En Marche! veut remettre Bayrou à sa place

Emmanuel Macron et François Bayrou. - ERIC FEFERBERG / AFP
Après le bras de fer entre En Marche! et le MoDem sur les investitures aux législatives, une mise au point s'impose pour le nouveau président de la République: il est le seul maître à bord. Le Canard enchaîné rapporte ainsi ce propos d'Emmanuel Macron, dirigé contre le centriste ressuscité:
"Bayrou veut jouer les marionnettistes. Il considère qu’il m’a fait roi, que je lui dois tout, que j’ai été élu uniquement grâce à lui et qu’il a fait l’élection. Il veut jouer le président délégué, mais ça ne se passe pas comme ça avec moi."
"Les électeurs n'ont pas voté en ma faveur pour être gouvernés au centre, comme l'affirme Bayrou, ajoute le président débutant, ils ont voté pour moi pour être gouvernés avec les meilleurs de droite et les meilleurs de gauche."
Le MoDem, combien de divisions ?
Le maire de Pau, pressenti pour devenir garde des Sceaux, pourrait devenir un allié envahissant. Les porte-flingues du président tentent donc de contenir le président du MoDem, sans toujours y parvenir, en attestent les 80 circonscriptions obtenues par les centristes après la fureur de François Bayrou. L'hebdomadaire satirique rapporte ainsi ce cri de guerre du secrétaire général d'En Marche! Richard Ferrand:
"Bayrou, on va lui faire baisser son caquet. Il faut qu'il comprenne qui est le chef."
Même son de cloche chez le député socialiste Arnaud Leroy, fidèle d'Emmanuel Macron: "Il faut qu'il comprenne que ce n'est pas lui qui a été élu. À un moment donné, on va le lui rappeler."

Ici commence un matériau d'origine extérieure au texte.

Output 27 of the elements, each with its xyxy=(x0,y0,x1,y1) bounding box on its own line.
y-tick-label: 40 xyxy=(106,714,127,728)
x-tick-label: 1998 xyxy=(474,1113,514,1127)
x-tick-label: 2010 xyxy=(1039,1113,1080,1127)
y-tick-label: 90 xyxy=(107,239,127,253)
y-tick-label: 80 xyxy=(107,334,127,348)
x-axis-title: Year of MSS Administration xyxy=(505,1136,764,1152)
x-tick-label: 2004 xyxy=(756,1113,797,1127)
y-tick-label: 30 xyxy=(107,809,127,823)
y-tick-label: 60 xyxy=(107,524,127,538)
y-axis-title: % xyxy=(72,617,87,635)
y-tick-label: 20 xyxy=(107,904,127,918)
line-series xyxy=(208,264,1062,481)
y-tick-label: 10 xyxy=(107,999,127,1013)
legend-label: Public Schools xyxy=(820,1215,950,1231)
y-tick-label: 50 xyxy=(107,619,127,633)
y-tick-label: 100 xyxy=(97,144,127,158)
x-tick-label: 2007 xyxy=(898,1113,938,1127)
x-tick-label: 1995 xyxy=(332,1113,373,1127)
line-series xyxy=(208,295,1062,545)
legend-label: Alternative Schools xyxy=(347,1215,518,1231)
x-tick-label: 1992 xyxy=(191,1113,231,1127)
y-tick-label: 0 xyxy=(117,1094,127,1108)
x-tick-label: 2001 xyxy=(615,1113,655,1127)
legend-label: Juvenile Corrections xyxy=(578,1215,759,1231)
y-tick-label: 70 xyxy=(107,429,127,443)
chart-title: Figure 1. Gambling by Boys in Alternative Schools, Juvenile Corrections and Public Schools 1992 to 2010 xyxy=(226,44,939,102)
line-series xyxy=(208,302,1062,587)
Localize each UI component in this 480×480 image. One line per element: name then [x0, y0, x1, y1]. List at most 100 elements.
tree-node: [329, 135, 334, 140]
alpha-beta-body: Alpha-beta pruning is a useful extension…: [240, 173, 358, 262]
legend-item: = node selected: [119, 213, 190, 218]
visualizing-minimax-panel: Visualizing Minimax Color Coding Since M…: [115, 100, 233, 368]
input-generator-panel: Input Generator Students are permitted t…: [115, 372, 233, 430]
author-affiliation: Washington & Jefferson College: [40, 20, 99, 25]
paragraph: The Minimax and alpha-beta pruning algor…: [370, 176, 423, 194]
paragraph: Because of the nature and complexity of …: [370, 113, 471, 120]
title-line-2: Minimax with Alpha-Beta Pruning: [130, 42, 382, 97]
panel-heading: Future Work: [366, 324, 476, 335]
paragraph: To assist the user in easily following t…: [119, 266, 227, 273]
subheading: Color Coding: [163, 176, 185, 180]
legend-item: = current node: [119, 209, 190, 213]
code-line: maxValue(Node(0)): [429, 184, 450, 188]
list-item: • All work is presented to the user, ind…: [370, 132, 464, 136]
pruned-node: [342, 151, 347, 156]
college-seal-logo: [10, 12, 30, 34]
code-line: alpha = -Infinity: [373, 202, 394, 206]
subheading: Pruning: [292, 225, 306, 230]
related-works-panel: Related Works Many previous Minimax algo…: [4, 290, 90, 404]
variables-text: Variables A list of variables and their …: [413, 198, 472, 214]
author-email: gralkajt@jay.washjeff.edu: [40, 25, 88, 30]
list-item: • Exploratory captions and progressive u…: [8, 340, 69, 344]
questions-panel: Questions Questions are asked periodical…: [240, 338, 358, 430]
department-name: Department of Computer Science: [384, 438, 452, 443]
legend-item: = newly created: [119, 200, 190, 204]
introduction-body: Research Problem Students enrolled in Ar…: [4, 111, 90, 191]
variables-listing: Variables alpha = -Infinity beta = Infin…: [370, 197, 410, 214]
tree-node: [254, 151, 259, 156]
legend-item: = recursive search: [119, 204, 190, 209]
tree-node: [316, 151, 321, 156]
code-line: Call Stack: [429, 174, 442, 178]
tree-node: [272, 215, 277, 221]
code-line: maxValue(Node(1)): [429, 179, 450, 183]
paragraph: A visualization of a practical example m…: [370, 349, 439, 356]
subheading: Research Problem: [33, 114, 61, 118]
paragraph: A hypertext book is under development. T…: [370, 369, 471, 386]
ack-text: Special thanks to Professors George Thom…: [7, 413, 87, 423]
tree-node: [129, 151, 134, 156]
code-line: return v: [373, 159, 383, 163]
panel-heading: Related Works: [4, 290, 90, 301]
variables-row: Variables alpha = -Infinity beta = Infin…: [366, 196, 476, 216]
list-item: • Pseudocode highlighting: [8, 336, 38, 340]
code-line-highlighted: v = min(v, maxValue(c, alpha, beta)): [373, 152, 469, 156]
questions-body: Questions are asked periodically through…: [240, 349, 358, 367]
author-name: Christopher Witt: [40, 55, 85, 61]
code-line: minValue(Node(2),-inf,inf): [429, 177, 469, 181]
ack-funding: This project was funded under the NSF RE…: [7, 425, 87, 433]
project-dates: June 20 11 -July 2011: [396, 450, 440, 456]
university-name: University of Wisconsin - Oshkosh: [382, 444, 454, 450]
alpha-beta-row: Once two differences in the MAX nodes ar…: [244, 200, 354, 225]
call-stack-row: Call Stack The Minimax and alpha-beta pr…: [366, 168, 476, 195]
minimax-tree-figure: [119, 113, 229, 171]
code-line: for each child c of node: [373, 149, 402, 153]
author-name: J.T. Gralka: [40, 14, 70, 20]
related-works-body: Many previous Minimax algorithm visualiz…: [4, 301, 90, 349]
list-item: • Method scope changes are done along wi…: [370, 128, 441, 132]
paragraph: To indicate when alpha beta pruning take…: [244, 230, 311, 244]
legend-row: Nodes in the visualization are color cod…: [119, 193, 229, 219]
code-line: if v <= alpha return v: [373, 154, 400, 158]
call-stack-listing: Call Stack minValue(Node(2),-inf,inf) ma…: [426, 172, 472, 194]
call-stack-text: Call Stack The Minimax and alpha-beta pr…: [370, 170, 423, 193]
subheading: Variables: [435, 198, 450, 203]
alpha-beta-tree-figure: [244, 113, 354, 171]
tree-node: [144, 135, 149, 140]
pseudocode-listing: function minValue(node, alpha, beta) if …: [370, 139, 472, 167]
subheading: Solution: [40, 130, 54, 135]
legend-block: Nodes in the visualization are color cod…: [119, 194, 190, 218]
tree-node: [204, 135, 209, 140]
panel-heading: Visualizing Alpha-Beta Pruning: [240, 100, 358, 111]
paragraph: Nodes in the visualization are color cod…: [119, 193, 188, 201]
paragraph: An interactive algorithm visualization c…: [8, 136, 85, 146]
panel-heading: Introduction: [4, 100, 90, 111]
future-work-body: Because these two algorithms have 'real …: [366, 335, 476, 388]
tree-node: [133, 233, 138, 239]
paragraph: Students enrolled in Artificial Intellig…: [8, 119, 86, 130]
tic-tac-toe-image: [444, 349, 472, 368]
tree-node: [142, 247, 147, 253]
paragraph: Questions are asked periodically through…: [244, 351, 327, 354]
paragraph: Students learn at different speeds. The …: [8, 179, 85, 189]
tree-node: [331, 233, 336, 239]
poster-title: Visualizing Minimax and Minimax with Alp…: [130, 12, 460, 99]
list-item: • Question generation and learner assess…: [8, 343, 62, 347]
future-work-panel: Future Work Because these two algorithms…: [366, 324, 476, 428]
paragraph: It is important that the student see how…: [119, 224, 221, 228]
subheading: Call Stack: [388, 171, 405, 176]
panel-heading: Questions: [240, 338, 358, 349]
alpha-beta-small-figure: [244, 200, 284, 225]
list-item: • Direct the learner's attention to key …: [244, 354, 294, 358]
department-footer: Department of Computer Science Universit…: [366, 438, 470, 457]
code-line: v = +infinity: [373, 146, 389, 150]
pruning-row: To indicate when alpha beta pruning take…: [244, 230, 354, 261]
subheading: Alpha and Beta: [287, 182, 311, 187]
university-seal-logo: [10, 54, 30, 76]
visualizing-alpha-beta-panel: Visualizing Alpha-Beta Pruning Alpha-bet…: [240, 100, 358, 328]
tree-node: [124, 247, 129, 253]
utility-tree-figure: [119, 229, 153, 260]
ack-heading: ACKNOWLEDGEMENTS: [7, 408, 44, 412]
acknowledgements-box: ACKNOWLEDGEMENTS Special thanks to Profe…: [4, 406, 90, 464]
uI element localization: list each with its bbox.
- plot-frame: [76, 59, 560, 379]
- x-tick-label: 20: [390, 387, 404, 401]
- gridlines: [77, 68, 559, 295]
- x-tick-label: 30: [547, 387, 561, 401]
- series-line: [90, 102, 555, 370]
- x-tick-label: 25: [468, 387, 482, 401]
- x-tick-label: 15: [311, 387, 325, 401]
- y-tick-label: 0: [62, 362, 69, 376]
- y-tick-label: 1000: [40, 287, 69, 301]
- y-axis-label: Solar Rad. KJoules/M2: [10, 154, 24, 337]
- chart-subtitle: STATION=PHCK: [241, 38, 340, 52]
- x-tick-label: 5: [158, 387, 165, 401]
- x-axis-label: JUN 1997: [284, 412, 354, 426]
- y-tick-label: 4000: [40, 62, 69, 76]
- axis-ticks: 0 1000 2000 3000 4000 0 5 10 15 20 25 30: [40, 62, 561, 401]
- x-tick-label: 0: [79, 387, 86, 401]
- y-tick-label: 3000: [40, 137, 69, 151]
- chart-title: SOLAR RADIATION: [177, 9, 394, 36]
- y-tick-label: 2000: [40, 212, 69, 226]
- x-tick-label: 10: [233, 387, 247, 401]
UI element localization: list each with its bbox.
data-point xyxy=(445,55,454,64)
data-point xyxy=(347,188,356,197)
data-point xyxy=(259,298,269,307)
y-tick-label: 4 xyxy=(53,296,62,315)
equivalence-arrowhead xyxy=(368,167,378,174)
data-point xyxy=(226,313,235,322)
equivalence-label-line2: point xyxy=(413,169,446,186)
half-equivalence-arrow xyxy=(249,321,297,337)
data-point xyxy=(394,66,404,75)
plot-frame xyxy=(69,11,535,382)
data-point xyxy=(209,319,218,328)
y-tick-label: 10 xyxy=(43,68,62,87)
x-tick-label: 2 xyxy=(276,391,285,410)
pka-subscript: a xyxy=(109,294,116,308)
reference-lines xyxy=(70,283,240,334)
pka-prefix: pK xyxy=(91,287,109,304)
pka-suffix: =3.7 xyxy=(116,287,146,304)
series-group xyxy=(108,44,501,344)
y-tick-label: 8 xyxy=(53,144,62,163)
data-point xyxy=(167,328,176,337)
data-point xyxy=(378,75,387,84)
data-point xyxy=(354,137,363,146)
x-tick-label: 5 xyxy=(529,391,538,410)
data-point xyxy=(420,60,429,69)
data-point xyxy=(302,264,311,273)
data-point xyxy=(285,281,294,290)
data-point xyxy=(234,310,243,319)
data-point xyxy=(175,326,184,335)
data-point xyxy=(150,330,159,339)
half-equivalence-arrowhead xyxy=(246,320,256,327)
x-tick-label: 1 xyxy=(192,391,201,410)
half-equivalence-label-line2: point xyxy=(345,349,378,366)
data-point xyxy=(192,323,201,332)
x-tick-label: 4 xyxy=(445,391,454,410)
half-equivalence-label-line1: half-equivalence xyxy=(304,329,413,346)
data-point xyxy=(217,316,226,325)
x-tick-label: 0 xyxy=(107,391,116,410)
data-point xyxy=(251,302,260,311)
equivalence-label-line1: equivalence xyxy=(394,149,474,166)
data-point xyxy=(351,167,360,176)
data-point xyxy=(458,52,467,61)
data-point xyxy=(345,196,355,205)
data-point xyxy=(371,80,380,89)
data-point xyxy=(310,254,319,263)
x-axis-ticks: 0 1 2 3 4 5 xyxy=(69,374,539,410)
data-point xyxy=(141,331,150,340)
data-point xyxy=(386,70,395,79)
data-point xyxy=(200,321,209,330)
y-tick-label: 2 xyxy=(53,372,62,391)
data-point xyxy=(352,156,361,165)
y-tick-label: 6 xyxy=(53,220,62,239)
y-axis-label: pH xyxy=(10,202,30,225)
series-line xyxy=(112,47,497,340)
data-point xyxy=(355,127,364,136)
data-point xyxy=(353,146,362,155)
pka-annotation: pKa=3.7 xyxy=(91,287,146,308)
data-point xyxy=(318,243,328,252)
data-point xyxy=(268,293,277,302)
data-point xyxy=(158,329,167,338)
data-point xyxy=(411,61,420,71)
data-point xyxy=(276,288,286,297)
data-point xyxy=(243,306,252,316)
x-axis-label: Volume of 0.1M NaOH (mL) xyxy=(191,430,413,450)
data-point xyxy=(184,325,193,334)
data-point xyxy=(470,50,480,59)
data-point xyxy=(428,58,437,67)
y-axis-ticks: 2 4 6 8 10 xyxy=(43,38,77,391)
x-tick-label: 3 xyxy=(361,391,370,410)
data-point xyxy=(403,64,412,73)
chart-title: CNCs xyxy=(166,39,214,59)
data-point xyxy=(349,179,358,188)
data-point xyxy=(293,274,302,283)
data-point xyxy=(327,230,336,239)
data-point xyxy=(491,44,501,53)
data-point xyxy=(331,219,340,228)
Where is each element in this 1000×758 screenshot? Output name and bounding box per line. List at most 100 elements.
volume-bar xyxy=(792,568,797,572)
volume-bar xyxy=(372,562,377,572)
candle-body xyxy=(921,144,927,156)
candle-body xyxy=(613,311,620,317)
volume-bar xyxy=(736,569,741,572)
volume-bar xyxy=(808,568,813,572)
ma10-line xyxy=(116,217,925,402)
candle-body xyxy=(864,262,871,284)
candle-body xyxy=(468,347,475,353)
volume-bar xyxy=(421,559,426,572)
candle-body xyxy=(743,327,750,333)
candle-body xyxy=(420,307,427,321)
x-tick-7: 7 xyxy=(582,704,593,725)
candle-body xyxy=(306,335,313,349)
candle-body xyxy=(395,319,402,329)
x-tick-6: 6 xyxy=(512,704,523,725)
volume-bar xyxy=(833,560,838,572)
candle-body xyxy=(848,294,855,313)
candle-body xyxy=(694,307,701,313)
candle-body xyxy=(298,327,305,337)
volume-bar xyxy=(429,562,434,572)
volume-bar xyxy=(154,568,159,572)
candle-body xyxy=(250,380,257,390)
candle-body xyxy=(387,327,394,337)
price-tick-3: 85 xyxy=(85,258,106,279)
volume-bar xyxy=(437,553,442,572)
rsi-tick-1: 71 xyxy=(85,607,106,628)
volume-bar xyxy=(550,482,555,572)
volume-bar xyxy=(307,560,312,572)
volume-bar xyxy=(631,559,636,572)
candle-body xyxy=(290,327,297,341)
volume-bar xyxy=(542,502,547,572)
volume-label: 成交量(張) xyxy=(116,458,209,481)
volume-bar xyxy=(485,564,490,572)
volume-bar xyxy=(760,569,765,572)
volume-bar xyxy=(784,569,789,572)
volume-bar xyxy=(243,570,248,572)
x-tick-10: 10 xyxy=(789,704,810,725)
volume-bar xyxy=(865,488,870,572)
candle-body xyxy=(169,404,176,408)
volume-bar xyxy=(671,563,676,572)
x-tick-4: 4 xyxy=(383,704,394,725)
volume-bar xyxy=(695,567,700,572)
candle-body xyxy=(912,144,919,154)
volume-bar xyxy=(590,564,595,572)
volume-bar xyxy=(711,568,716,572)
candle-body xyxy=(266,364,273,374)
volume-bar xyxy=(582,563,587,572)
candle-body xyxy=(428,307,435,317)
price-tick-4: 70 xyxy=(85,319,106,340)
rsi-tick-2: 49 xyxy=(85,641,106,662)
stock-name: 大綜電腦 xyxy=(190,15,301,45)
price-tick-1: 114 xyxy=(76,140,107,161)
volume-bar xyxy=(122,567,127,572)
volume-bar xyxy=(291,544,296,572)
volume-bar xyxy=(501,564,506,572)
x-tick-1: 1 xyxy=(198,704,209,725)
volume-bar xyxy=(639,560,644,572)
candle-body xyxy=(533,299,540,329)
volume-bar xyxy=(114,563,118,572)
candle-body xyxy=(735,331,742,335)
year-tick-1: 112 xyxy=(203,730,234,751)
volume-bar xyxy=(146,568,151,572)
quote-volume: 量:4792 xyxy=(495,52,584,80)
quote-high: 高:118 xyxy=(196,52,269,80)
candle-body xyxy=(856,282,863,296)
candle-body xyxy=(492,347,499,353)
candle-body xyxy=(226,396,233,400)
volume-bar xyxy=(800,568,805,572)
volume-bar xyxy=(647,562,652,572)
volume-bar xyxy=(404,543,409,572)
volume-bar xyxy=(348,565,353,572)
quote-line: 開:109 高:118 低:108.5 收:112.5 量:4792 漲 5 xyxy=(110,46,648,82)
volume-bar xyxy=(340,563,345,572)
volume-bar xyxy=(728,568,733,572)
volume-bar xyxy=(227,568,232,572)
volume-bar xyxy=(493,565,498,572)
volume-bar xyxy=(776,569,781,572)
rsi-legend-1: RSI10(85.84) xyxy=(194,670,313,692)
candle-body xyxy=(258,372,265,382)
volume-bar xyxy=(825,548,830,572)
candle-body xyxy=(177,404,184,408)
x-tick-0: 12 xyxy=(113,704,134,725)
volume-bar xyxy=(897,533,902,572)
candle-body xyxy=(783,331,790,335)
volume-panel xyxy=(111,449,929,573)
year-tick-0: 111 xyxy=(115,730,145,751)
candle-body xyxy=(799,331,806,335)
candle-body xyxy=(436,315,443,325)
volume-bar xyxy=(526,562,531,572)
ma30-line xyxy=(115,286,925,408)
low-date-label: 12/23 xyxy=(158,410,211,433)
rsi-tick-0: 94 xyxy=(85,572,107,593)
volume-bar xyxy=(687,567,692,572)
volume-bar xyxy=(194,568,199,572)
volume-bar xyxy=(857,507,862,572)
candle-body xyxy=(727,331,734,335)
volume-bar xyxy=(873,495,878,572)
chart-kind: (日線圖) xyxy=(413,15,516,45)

Chez En Marche!, les ambitions de François Bayrou au sein d'une éventuelle majorité présidentielle font tousser. Au plus fort de la crise des investitures, un cadre marcheur s'étranglait dans Le Point: "Comment voulez-vous qu'on lâche 90 circonscriptions à un mec qui pèse 6 %? Il boit ou quoi?"
Un sérieux doute subsistait quant au sérieux de la formation centriste. "Cela fait quinze jours que François Bayrou téléphone partout en France pour trouver 144 candidats à nous proposer", raillait alors une huile d'En Marche!, "il faut avoir une lecture réaliste de la santé militante du MoDem".